Nicolas, qui n’avait pas cillé quand il s’était penché sur le corps, réalisa soudain que son chef n’avait eu que peu d’occasions d’être en contact avec les formes affreuses de la mort. Il le saisit fermement par le bras et l’obligea à s’asseoir dans l’un des fauteuils. M. de Sartine se laissa conduire comme un enfant et ne dit mot ; il sortit un mouchoir et s’épongea le front et les tempes tout en faisant prendre l’air à sa perruque, puis demeura prostré, le menton sur la poitrine. Nicolas nota avec amusement que sa pâleur avait tourné au verdâtre. Ce point marqué sur son chef— il s’autorisait de ces petites revanches —, il reprit son examen.
Ce qui avait frappé d’horreur le lieutenant général de police, c’était le visage du mort. La perruque militaire avait glissé sur son front d’une manière grotesque. Elle soulignait les yeux déjà vitreux, comme écarquillés par la vision de la mort. Mais là où le spectateur s’attendait à trouver une bouche ouverte, complétant le mouvement naturel de frayeur ou de douleur, ne subsistaient plus que joues creusées et menton remonté vers le nez en une grimace désaccordée. Le visage avait subi une telle déformation qu’il faisait invinciblement penser à celui d’un vieillard ayant perdu ses dents ou à la face convulsée de quelque monstrueuse statue. Sans qu’il soit encore possible de se prononcer sur le phénomène, la blessure cause de la mort n’avait pas saigné. La balle semblait avoir frappé la base du cou à bout portant et avait brûlé les tissus de la chemise et la mousseline de la cravate.
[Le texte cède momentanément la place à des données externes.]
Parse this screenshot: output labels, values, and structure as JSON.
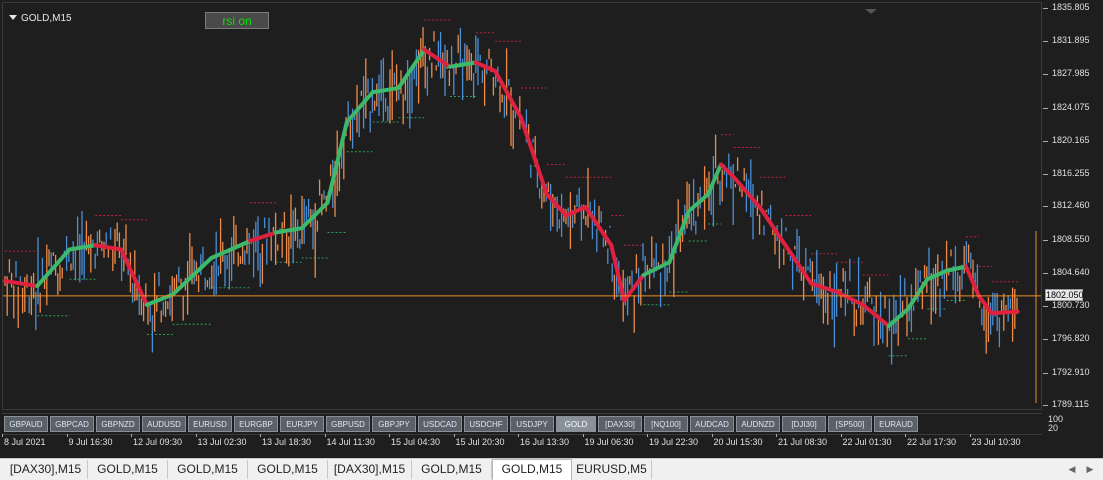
{
  "window": {
    "title": "GOLD,M15",
    "indicator_button": "rsi on",
    "current_price": "1802.050",
    "indicator_scale": {
      "top": "100",
      "bottom": "20"
    }
  },
  "price_axis": {
    "ticks": [
      "1835.805",
      "1831.895",
      "1827.985",
      "1824.075",
      "1820.165",
      "1816.255",
      "1812.460",
      "1808.550",
      "1804.640",
      "1800.730",
      "1796.820",
      "1792.910",
      "1789.115"
    ]
  },
  "time_axis": {
    "ticks": [
      "8 Jul 2021",
      "9 Jul 16:30",
      "12 Jul 09:30",
      "13 Jul 02:30",
      "13 Jul 18:30",
      "14 Jul 11:30",
      "15 Jul 04:30",
      "15 Jul 20:30",
      "16 Jul 13:30",
      "19 Jul 06:30",
      "19 Jul 22:30",
      "20 Jul 15:30",
      "21 Jul 08:30",
      "22 Jul 01:30",
      "22 Jul 17:30",
      "23 Jul 10:30"
    ]
  },
  "symbols": [
    "GBPAUD",
    "GBPCAD",
    "GBPNZD",
    "AUDUSD",
    "EURUSD",
    "EURGBP",
    "EURJPY",
    "GBPUSD",
    "GBPJPY",
    "USDCAD",
    "USDCHF",
    "USDJPY",
    "GOLD",
    "[DAX30]",
    "[NQ100]",
    "AUDCAD",
    "AUDNZD",
    "[DJI30]",
    "[SP500]",
    "EURAUD"
  ],
  "active_symbol": "GOLD",
  "tabs": [
    "[DAX30],M15",
    "GOLD,M15",
    "GOLD,M15",
    "GOLD,M15",
    "[DAX30],M15",
    "GOLD,M15",
    "GOLD,M15",
    "EURUSD,M5"
  ],
  "active_tab_index": 6,
  "colors": {
    "candle_up": "#4a8fd6",
    "candle_down": "#ee8a4a",
    "ma_up": "#3cb96a",
    "ma_down": "#e0203f",
    "stop_line_up": "#2e9e58",
    "stop_line_down": "#c0203c",
    "price_line": "#f08a24",
    "background": "#1e1e1e"
  },
  "chart_data": {
    "type": "line",
    "x": [
      "8 Jul 2021",
      "9 Jul 16:30",
      "12 Jul 09:30",
      "13 Jul 02:30",
      "13 Jul 18:30",
      "14 Jul 11:30",
      "15 Jul 04:30",
      "15 Jul 20:30",
      "16 Jul 13:30",
      "19 Jul 06:30",
      "19 Jul 22:30",
      "20 Jul 15:30",
      "21 Jul 08:30",
      "22 Jul 01:30",
      "22 Jul 17:30",
      "23 Jul 10:30"
    ],
    "ylim": [
      1788.5,
      1836.5
    ],
    "ma_series": [
      {
        "x": 0,
        "y": 1803.8,
        "trend": "down"
      },
      {
        "x": 0.5,
        "y": 1803.2,
        "trend": "down"
      },
      {
        "x": 1,
        "y": 1807.5,
        "trend": "up"
      },
      {
        "x": 1.4,
        "y": 1808.0,
        "trend": "up"
      },
      {
        "x": 1.8,
        "y": 1807.5,
        "trend": "down"
      },
      {
        "x": 2.2,
        "y": 1801.0,
        "trend": "down"
      },
      {
        "x": 2.6,
        "y": 1802.2,
        "trend": "up"
      },
      {
        "x": 3.2,
        "y": 1806.5,
        "trend": "up"
      },
      {
        "x": 3.8,
        "y": 1808.5,
        "trend": "up"
      },
      {
        "x": 4.2,
        "y": 1809.5,
        "trend": "down"
      },
      {
        "x": 4.6,
        "y": 1810.0,
        "trend": "up"
      },
      {
        "x": 5.0,
        "y": 1813.0,
        "trend": "up"
      },
      {
        "x": 5.3,
        "y": 1822.5,
        "trend": "up"
      },
      {
        "x": 5.7,
        "y": 1826.0,
        "trend": "up"
      },
      {
        "x": 6.1,
        "y": 1826.5,
        "trend": "up"
      },
      {
        "x": 6.5,
        "y": 1831.0,
        "trend": "up"
      },
      {
        "x": 6.9,
        "y": 1829.0,
        "trend": "down"
      },
      {
        "x": 7.3,
        "y": 1829.5,
        "trend": "up"
      },
      {
        "x": 7.6,
        "y": 1828.5,
        "trend": "down"
      },
      {
        "x": 8.0,
        "y": 1823.0,
        "trend": "down"
      },
      {
        "x": 8.4,
        "y": 1814.0,
        "trend": "down"
      },
      {
        "x": 8.7,
        "y": 1811.5,
        "trend": "down"
      },
      {
        "x": 9.0,
        "y": 1812.5,
        "trend": "down"
      },
      {
        "x": 9.4,
        "y": 1808.0,
        "trend": "down"
      },
      {
        "x": 9.6,
        "y": 1801.5,
        "trend": "down"
      },
      {
        "x": 9.9,
        "y": 1804.5,
        "trend": "down"
      },
      {
        "x": 10.3,
        "y": 1806.0,
        "trend": "up"
      },
      {
        "x": 10.6,
        "y": 1812.0,
        "trend": "up"
      },
      {
        "x": 10.9,
        "y": 1814.0,
        "trend": "up"
      },
      {
        "x": 11.1,
        "y": 1817.5,
        "trend": "up"
      },
      {
        "x": 11.3,
        "y": 1816.0,
        "trend": "down"
      },
      {
        "x": 11.7,
        "y": 1812.5,
        "trend": "down"
      },
      {
        "x": 12.1,
        "y": 1808.0,
        "trend": "down"
      },
      {
        "x": 12.5,
        "y": 1803.5,
        "trend": "down"
      },
      {
        "x": 12.9,
        "y": 1802.5,
        "trend": "down"
      },
      {
        "x": 13.3,
        "y": 1801.0,
        "trend": "down"
      },
      {
        "x": 13.7,
        "y": 1798.5,
        "trend": "down"
      },
      {
        "x": 14.0,
        "y": 1800.5,
        "trend": "up"
      },
      {
        "x": 14.3,
        "y": 1804.0,
        "trend": "up"
      },
      {
        "x": 14.6,
        "y": 1805.0,
        "trend": "up"
      },
      {
        "x": 14.9,
        "y": 1805.5,
        "trend": "up"
      },
      {
        "x": 15.1,
        "y": 1802.0,
        "trend": "down"
      },
      {
        "x": 15.3,
        "y": 1800.0,
        "trend": "down"
      },
      {
        "x": 15.7,
        "y": 1800.2,
        "trend": "down"
      }
    ]
  }
}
Nicolas s’agenouilla près du corps pour regarder la plaie. Elle était noire et l’ouverture de la peau, de la largeur de la balle, paraissait déjà fermée par l’épiderme ; un peu de sang coagulé était visible, mais il s’était surtout épanché dans les chairs. Le jeune commissaire nota ses observations dans un petit calepin. Il reprit la disposition du corps, précisa que la victime était revêtue d’habits civils. L’état et la crispation des deux mains refermées sur elles-mêmes le frappèrent. Les bottes de fantaisie étaient boueuses, et tout le bas du corps jusqu’à la ceinture était imbibé d’une eau nauséabonde comme si le jeune homme avait traversé un étang ou une pièce d’eau avant de rentrer chez lui pour mettre fin à ses jours.
Nicolas fit quelques pas et s’intéressa à la croisée. Les volets intérieurs en chêne clair étaient fermés au loquet. Il les ouvrit et constata que la fenêtre était également close. Il remit le tout en place, reprit sa bougie et alluma les chandelles d’une lampe bouillotte placée sur le bureau. La pièce surgit de la pénombre. Une voix dans son dos le fit se retourner.
— Puis-je vous être utile, monsieur ?
La porte d’entrée était restée ouverte et, sur le seuil, se tenait un homme encore jeune, en livrée mais sans perruque. M. de Sartine n’avait pas décelé sa présence, le dossier du fauteuil dissimulant presque totalement l’inconnu. Sa tenue était correcte et boutonnée, mais Nicolas s’étonna de le voir en bas, sans chaussons ni souliers.
— Puis-je savoir ce que vous faites ici ? Je suis Nicolas Le Floch, commissaire de police au Châtelet.
— Je me nomme Lambert et suis le valet et l’homme à tout faire de M. le vicomte de Ruissec.